These set of scripts fetch data on Tor exit nodes from the only - as of now - currently known valid and authoritative source: https://check.torproject.org/exit-addresses
Upon downloading the data, it gets inserted into a DB (directory: 'db/') There is a web interface written in python+flask in 'www/'
www/ -> website stuff
db/ DB structure and initial data import mechanisms
data/ data directory
- wget
- postgresql 9.3 or higher
- python
- flask
- webserver such as nginx
See the requirements.txt file in www/tor
$ cd db
$ sudo su
# su - postgresql
$ createuser -s userename
$ psql template1 < db.sql
- Activate any virtualenv or conda environment in case you use that to install the prerequisites.
- Test if fetching the data works:
First, make sure that the newly created user tordb
may access the tables and the DB and add it to the postgresql pg_hba.conf file.
$ ./fetch-tor-list.sh
psql -U tordb tordb_simple
select count(*) from node
you should see a non-zero result.
If it works, you can continue to run this automatically...
The execution of fetch-tor-list.sh
is expected to output a lot of error messages like this:
ERROR: duplicate key value violates unique constraint "idx_node_combined"
DETAIL: Key (node_id, ip, exit_address_ts, id_nodetype)=(0011BD2485AD45D984EC4159C88FC066E5E3300E, 162.247.74.201, 2019-08-08 09:12:18+02, 1) already exists.

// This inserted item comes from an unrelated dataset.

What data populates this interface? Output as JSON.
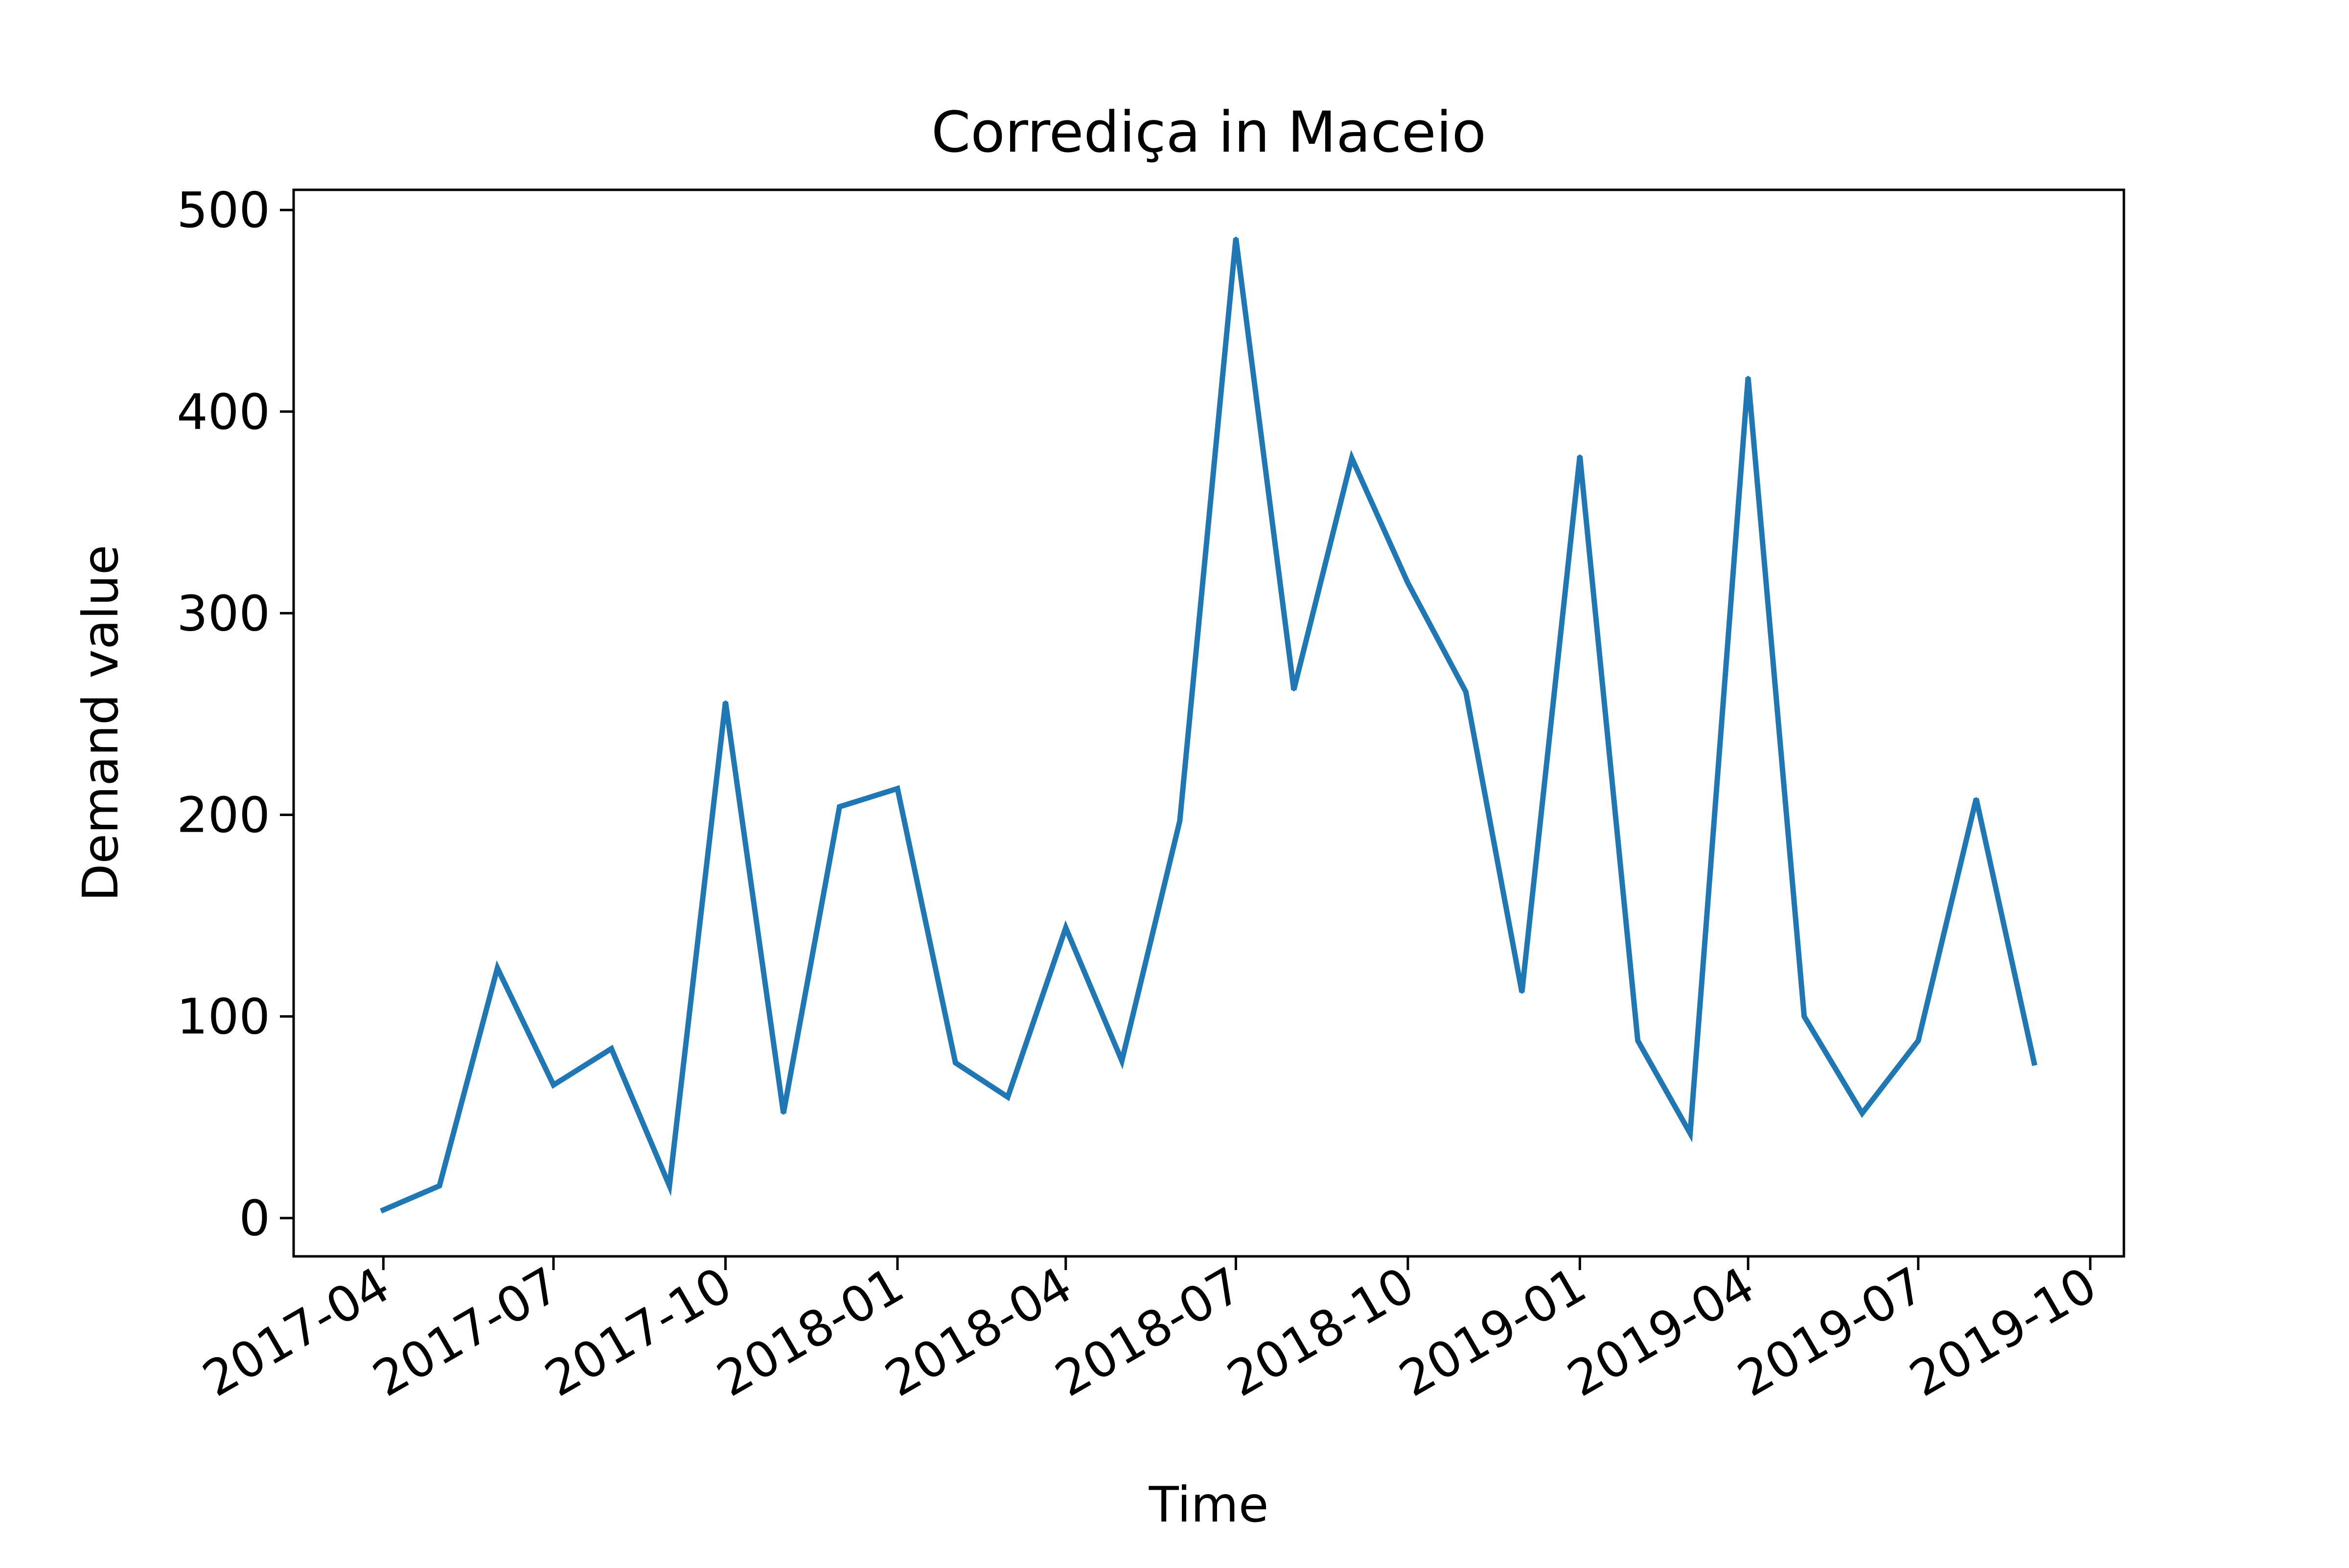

They can/should be ignored.
$ crontab -l
(...)
# fetch the list once a day at 1:05 A.M.
# m h dom mon dow command
5 01 * * * ( cd /home/your_user/torexitnodes_simple; source venv/bin/activate ; ./fetch-tor-list.sh >/dev/null 2>&1 )
(Note that this assumes you installed the prerequisites via virtual-env).
The built-in webserver of flask is a no-no for production environments. Hence, please follow the great documentation on production setups. The instructions vary depending on which web server you use.